A NOVEL APPROACH TO SUPPORT MAJORITY VOTING IN SPATIAL GROUP MCDM USING DENSITY INDUCED OWA OPERATOR FOR SEISMIC VULNERABILITY ASSESSMENT

M. Moradi, M. R. Delavar, B. Moshiri, and F. Khamespanah

Keywords: Group MCDM, Majority Voting, Density Induced OWA, Earthquake, Vulnerability Assessment, Tehran

Abstract. Being one of the most frightening disasters, earthquakes frequently cause huge damages to buildings, facilities and human beings. Although the prediction of characteristics of an earthquake seems to be impossible, its loss and damage is predictable in advance. Seismic loss estimation models tend to evaluate the extent to which the urban areas are vulnerable to earthquakes.
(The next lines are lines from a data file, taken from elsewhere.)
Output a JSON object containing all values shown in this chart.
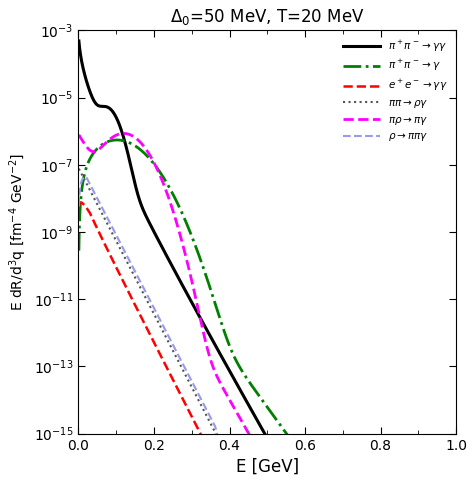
{
  "title": "$\\Delta_0$=50 MeV, T=20 MeV",
  "xlabel": "E [GeV]",
  "ylabel": "E dR/d$^3$q [fm$^{-4}$ GeV$^{-2}$]",
  "xlim": [
    0,
    1.0
  ],
  "ylim": [
    1e-15,
    0.001
  ],
  "T_GeV": 0.02,
  "lines": [
    {
      "label": "$\\pi^+\\pi^- \\to \\gamma\\gamma$",
      "color": "black",
      "linestyle": "solid",
      "linewidth": 2.2
    },
    {
      "label": "$\\pi^+\\pi^- \\to \\gamma$",
      "color": "green",
      "linestyle": "dashdot",
      "linewidth": 2.0
    },
    {
      "label": "$e^+e^- \\to \\gamma\\gamma$",
      "color": "red",
      "linestyle": "dashed",
      "linewidth": 1.8
    },
    {
      "label": "$\\pi\\pi \\to \\rho\\gamma$",
      "color": "#555555",
      "linestyle": "dotted",
      "linewidth": 1.5
    },
    {
      "label": "$\\pi\\rho \\to \\pi\\gamma$",
      "color": "magenta",
      "linestyle": "dashed",
      "linewidth": 2.0
    },
    {
      "label": "$\\rho \\to \\pi\\pi\\gamma$",
      "color": "#9999ee",
      "linestyle": "dashed",
      "linewidth": 1.5
    }
  ]
}
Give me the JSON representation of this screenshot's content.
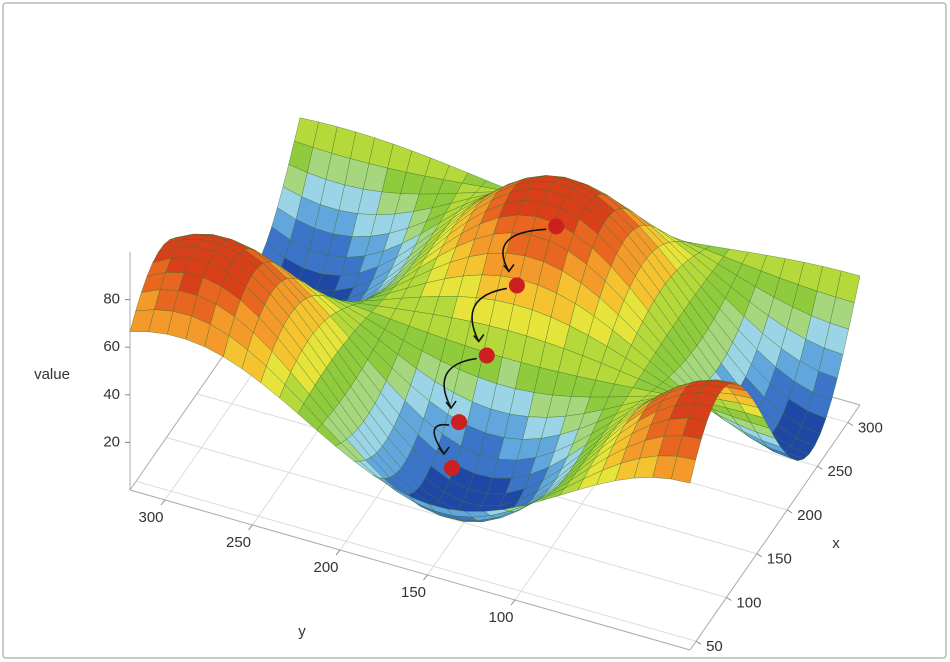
{
  "chart_data": {
    "type": "surface3d",
    "xlabel": "x",
    "ylabel": "y",
    "zlabel": "value",
    "xlim": [
      40,
      320
    ],
    "ylim": [
      0,
      320
    ],
    "zlim": [
      0,
      100
    ],
    "xticks": [
      50,
      100,
      150,
      200,
      250,
      300
    ],
    "yticks": [
      100,
      150,
      200,
      250,
      300
    ],
    "zticks": [
      20,
      40,
      60,
      80
    ],
    "grid": true,
    "points_color": "#cc1f1f",
    "points": [
      {
        "x": 226,
        "y": 141,
        "value": 80
      },
      {
        "x": 193,
        "y": 152,
        "value": 65
      },
      {
        "x": 152,
        "y": 155,
        "value": 50
      },
      {
        "x": 115,
        "y": 158,
        "value": 35
      },
      {
        "x": 92,
        "y": 154,
        "value": 25
      }
    ]
  }
}
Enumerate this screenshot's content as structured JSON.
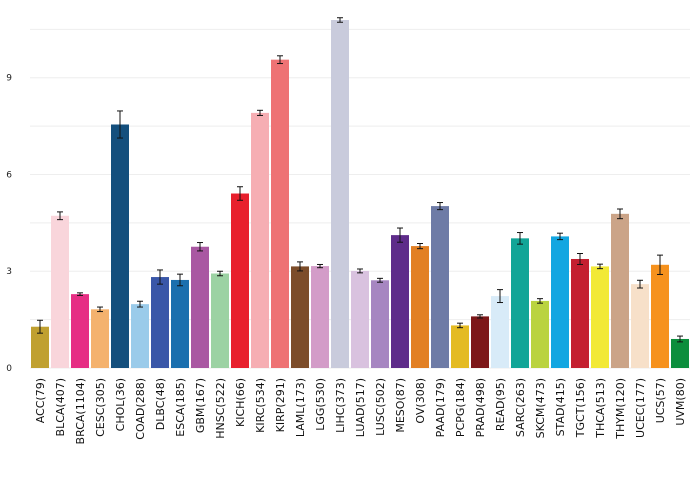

Many factors contribute to the vulnerability of urban areas against earthquakes including age and height of buildings, the quality of the materials, the density of population and the location of flammable facilities. Therefore, seismic vulnerability assessment is a multi-criteria problem. A number of multi criteria decision making models have been proposed based on a single expert. The main objective of this paper is to propose a model which facilitates group multi criteria decision making based on the concept of majority voting. The main idea of majority voting is providing a computational tool to measure the degree to which different experts support each other’s opinions and make a decision regarding this measure. The applicability of this model is examined in Tehran metropolitan area which is located in a seismically active region. The results indicate that neglecting the experts which get lower degrees of support from others enables the decision makers to avoid the extreme strategies. Moreover, a computational method is proposed to calculate the degree of optimism in the experts’ opinions.